Education minister reveals plan to close teacher gap in Turkey’s east

Education minister reveals plan to close teacher gap in Turkey’s east

Education minister reveals plan to close teacher gap in Turkey’s east Education Minister İsmet Yılmaz has revealed a plan to meet the deficit in the number of teachers on duty in the Turkey’s eastern and southeastern provinces by compelling all contracted teachers to work in the region for at least eight years before being reappointed elsewhere. 

“At the moment we appoint a teacher to the southeast and almost 90 percent of them return within a year, citing an excuse or spouse-related issue,” Yılmaz said during a June 16 parliamentary debate on a draft bill for the establishment of the “Maarif Foundation,” tasked with providing education services in foreign countries.  

The Education Ministry currently has to reassign these teachers due to constitutional provisions on protecting the family and ensuring family unity, he added.

According to the new plan, contracted teachers will be assigned to schools in southeastern or eastern parts of the country on “fixed” terms, preventing them from being tenured before completing five years in their posts. 

The teachers will be tenured after five years but they will still not be able to work elsewhere.
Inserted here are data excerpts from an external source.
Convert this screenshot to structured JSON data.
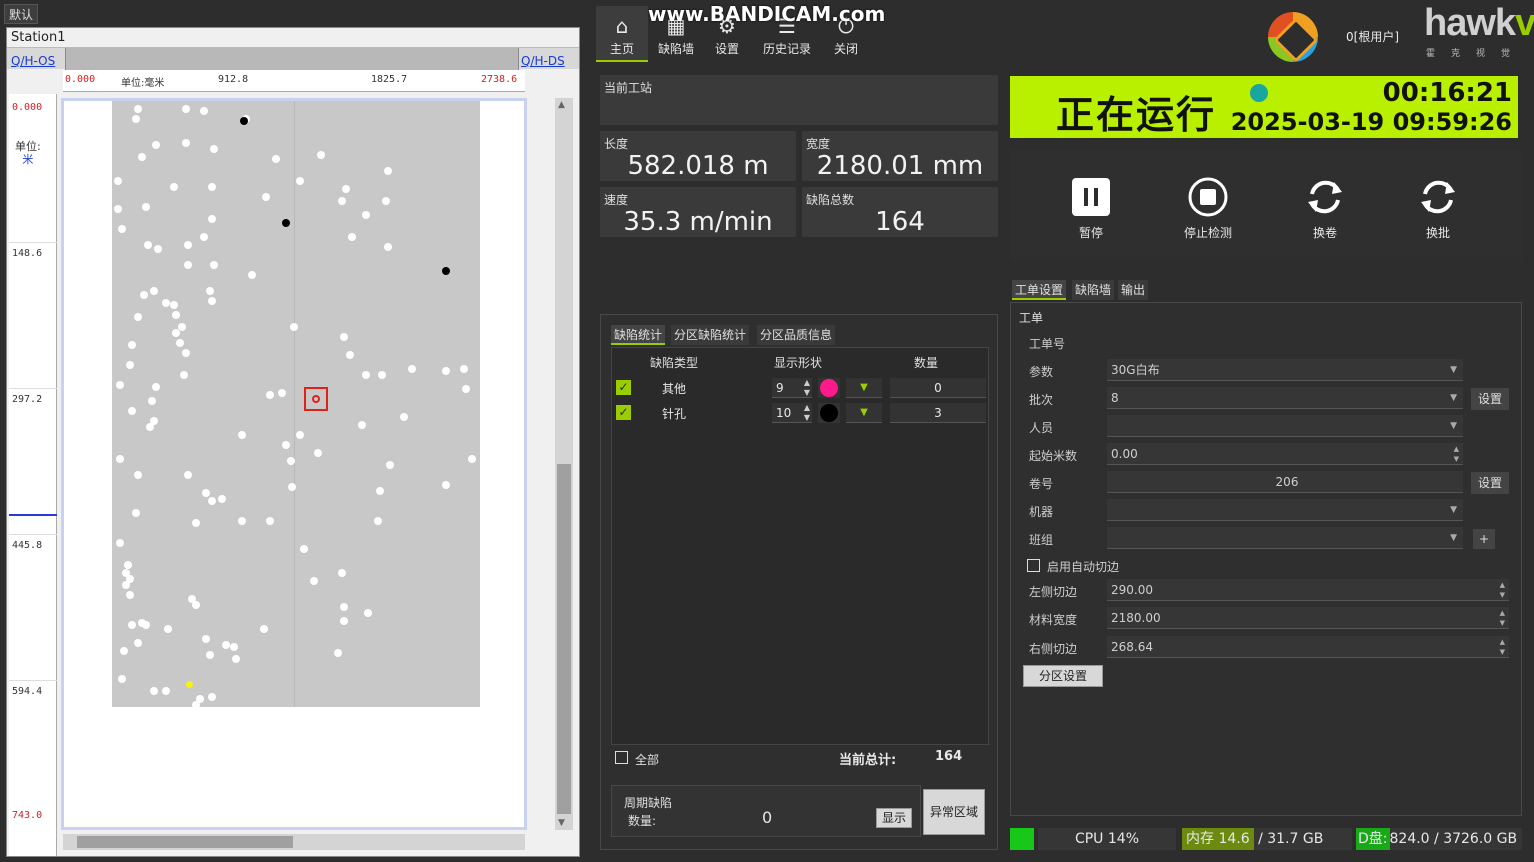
{
  "left": {
    "tab": "默认",
    "station": "Station1",
    "qh_os": "Q/H-OS",
    "qh_ds": "Q/H-DS",
    "ruler_top": [
      "0.000",
      "单位:毫米",
      "912.8",
      "1825.7",
      "2738.6"
    ],
    "ruler_left": [
      "0.000",
      "148.6",
      "297.2",
      "445.8",
      "594.4",
      "743.0"
    ],
    "unit_label": "单位:",
    "unit_value": "米"
  },
  "nav": {
    "watermark": "www.BANDICAM.com",
    "items": [
      {
        "label": "主页",
        "icon": "home-icon",
        "glyph": "⌂"
      },
      {
        "label": "缺陷墙",
        "icon": "grid-icon",
        "glyph": "▦"
      },
      {
        "label": "设置",
        "icon": "gear-icon",
        "glyph": "⚙"
      },
      {
        "label": "历史记录",
        "icon": "history-list-icon",
        "glyph": "☰"
      },
      {
        "label": "关闭",
        "icon": "power-icon",
        "glyph": "⏻"
      }
    ]
  },
  "brand": {
    "user": "0[根用户]",
    "name_a": "hawk",
    "name_b": "vis",
    "sub": "霍克视觉"
  },
  "info": {
    "station_label": "当前工站",
    "length_label": "长度",
    "length_value": "582.018 m",
    "width_label": "宽度",
    "width_value": "2180.01 mm",
    "speed_label": "速度",
    "speed_value": "35.3 m/min",
    "total_label": "缺陷总数",
    "total_value": "164"
  },
  "defects": {
    "tabs": [
      "缺陷统计",
      "分区缺陷统计",
      "分区品质信息"
    ],
    "headers": [
      "缺陷类型",
      "显示形状",
      "数量"
    ],
    "rows": [
      {
        "name": "其他",
        "shape": "9",
        "color": "#ff1a8c",
        "count": "0"
      },
      {
        "name": "针孔",
        "shape": "10",
        "color": "#000000",
        "count": "3"
      }
    ],
    "all_label": "全部",
    "current_total_label": "当前总计:",
    "current_total_value": "164",
    "period_title": "周期缺陷",
    "period_count_label": "数量:",
    "period_count_value": "0",
    "show_btn": "显示",
    "abnormal_btn": "异常区域"
  },
  "status": {
    "state": "正在运行",
    "timer": "00:16:21",
    "datetime": "2025-03-19 09:59:26",
    "dot_color": "#1aa6a0",
    "bg_color": "#b8f000"
  },
  "controls": [
    {
      "label": "暂停",
      "icon": "pause-icon"
    },
    {
      "label": "停止检测",
      "icon": "stop-icon"
    },
    {
      "label": "换卷",
      "icon": "roll-change-icon"
    },
    {
      "label": "换批",
      "icon": "batch-change-icon"
    }
  ],
  "form": {
    "tabs": [
      "工单设置",
      "缺陷墙",
      "输出"
    ],
    "title": "工单",
    "order_no_label": "工单号",
    "param_label": "参数",
    "param_value": "30G白布",
    "batch_label": "批次",
    "batch_value": "8",
    "set_btn": "设置",
    "staff_label": "人员",
    "staff_value": "",
    "start_m_label": "起始米数",
    "start_m_value": "0.00",
    "roll_label": "卷号",
    "roll_value": "206",
    "machine_label": "机器",
    "machine_value": "",
    "team_label": "班组",
    "team_value": "",
    "plus_btn": "+",
    "auto_trim_label": "启用自动切边",
    "left_trim_label": "左侧切边",
    "left_trim_value": "290.00",
    "mat_width_label": "材料宽度",
    "mat_width_value": "2180.00",
    "right_trim_label": "右侧切边",
    "right_trim_value": "268.64",
    "zone_btn": "分区设置"
  },
  "system": {
    "cpu": "CPU 14%",
    "mem_used": "内存 14.6",
    "mem_total": " / 31.7 GB",
    "disk_used": "D盘:",
    "disk_rest": "824.0 / 3726.0 GB"
  }
}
Instead, they will have to work another three years to ask for a reappointment. 

“If you don’t remove the contracted status, you may not be able to find a single teacher to work in the southeast,” Yılmaz said amid a renewed conflict between Turkey’s security forces and the outlawed Kurdistan Workers’ Party (PKK).

He also stressed that while there is a teacher deficit in some provinces, others - such as the eastern province of Tunceli and the capital Ankara - have an excessive number of teachers. 

Official figures announced by the minister suggest that there are currently some 921,133 tenured teachers in Turkey, in addition to some 46,133 contracted teachers. 

In his remarks, Yılmaz underlined that despite a number of teachers waiting to be appointed, it is currently impossible to do so as 94 percent of the positions are already taken. The remaining six percent, on the other hand, allows for reassignments based on teachers’ demands, he added. 

This year, education services ground to a halt in a number of southeastern Turkish towns during curfews imposed to conduct military operations against the PKK. 

The Education Ministry issued a circular to a number of schools in the southeastern provinces of Diyarbakır, Mardin, Hakkari and Şırnak to disregard the discontinuance of students. 

According to the circular, the students whose education was disrupted due to anti-terror operations will not be expected to attend at least two written examinations to pass a course, a prerequisite in current regulations. 

Instead, students’ grades from the first term will be used while summer courses will be organized to ensure they make up the difference with their peers.